20. The next contention urged by the counsel for the appellant is that original section 276DD is draconian in nature as penalty imposed for violation of section 269SS is imprisonment which may extend to two years and shall also be liable to fine equal to the amount of loan or deposit. This section was subsequently omitted and a new section 271D was enacted. The penalty of imprisonment was deleted in the new section. The new section 271D provides only for fine equal to the amount of loan or deposit taken or accepted.
21. It is important to note that another provision, namely section 273B was also incorporated which provides that notwithstanding anything contained in the provisions of section 271D, no penalty shall be imposable on the person or the assessee, as the case may be, for any failure referred to in the said provision if he proves that there was reasonable cause for such failure and if the assessee proves that there was reasonable cause for failure to take a loan otherwise than by account-payee cheque or account-payee demand draft, then the penalty may not be levied. Therefore, undue hardship is very much mitigated by the inclusion of section 273B in the Act.

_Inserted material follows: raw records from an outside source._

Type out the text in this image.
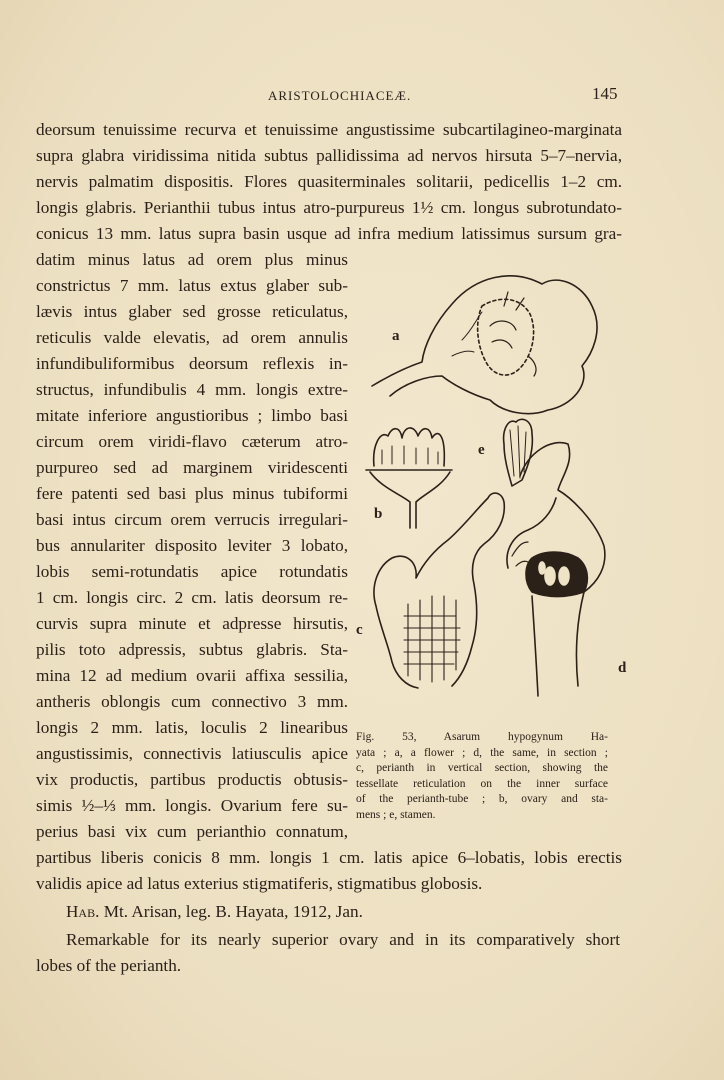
ARISTOLOCHIACEÆ.	145
deorsum tenuissime recurva et tenuissime angustissime subcartilagineo-marginata
supra glabra viridissima nitida subtus pallidissima ad nervos hirsuta 5–7–nervia,
nervis palmatim dispositis. Flores quasiterminales solitarii, pedicellis 1–2 cm.
longis glabris. Perianthii tubus intus atro-purpureus 1½ cm. longus subrotundato-
conicus 13 mm. latus supra basin usque ad infra medium latissimus sursum gra-
datim minus latus ad orem plus minus
constrictus 7 mm. latus extus glaber sub-
lævis intus glaber sed grosse reticulatus,
reticulis valde elevatis, ad orem annulis
infundibuliformibus deorsum reflexis in-
structus, infundibulis 4 mm. longis extre-
mitate inferiore angustioribus ; limbo basi
circum orem viridi-flavo cæterum atro-
purpureo sed ad marginem viridescenti
fere patenti sed basi plus minus tubiformi
basi intus circum orem verrucis irregulari-
bus annulariter disposito leviter 3 lobato,
lobis semi-rotundatis apice rotundatis
1 cm. longis circ. 2 cm. latis deorsum re-
curvis supra minute et adpresse hirsutis,
pilis toto adpressis, subtus glabris. Sta-
mina 12 ad medium ovarii affixa sessilia,
antheris oblongis cum connectivo 3 mm.
longis 2 mm. latis, loculis 2 linearibus
angustissimis, connectivis latiusculis apice
vix productis, partibus productis obtusis-
simis ½–⅓ mm. longis. Ovarium fere su-
perius basi vix cum perianthio connatum,
partibus liberis conicis 8 mm. longis 1 cm. latis apice 6–lobatis, lobis erectis
validis apice ad latus exterius stigmatiferis, stigmatibus globosis.
Hab. Mt. Arisan, leg. B. Hayata, 1912, Jan.
Remarkable for its nearly superior ovary and in its comparatively short
lobes of the perianth.
a
b
c
d
e
Fig. 53, Asarum hypogynum Ha-
yata ; a, a flower ; d, the same, in section ;
c, perianth in vertical section, showing the
tessellate reticulation on the inner surface
of the perianth-tube ; b, ovary and sta-
mens ; e, stamen.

If there was a genuine and bona fide transaction and if for any reason, the tax payer could not get a loan or deposit by account payee cheque or demand draft for some bona fide reasons, the authority vested with the power to impose penalty has got discretionary power.
22. In that view of the matter, we do not think that section 269SS or 271D or the earlier section 276DD is unconstitutional on the ground that it was draconian or exproprietory in nature.
23. In view of the foregoing, criminal appeal no. 601 of 1992 is allowed and the impugned judgment is set aside. Civil appeal no. 4478 of 2000 is without any merit and dismissed, however, without costs.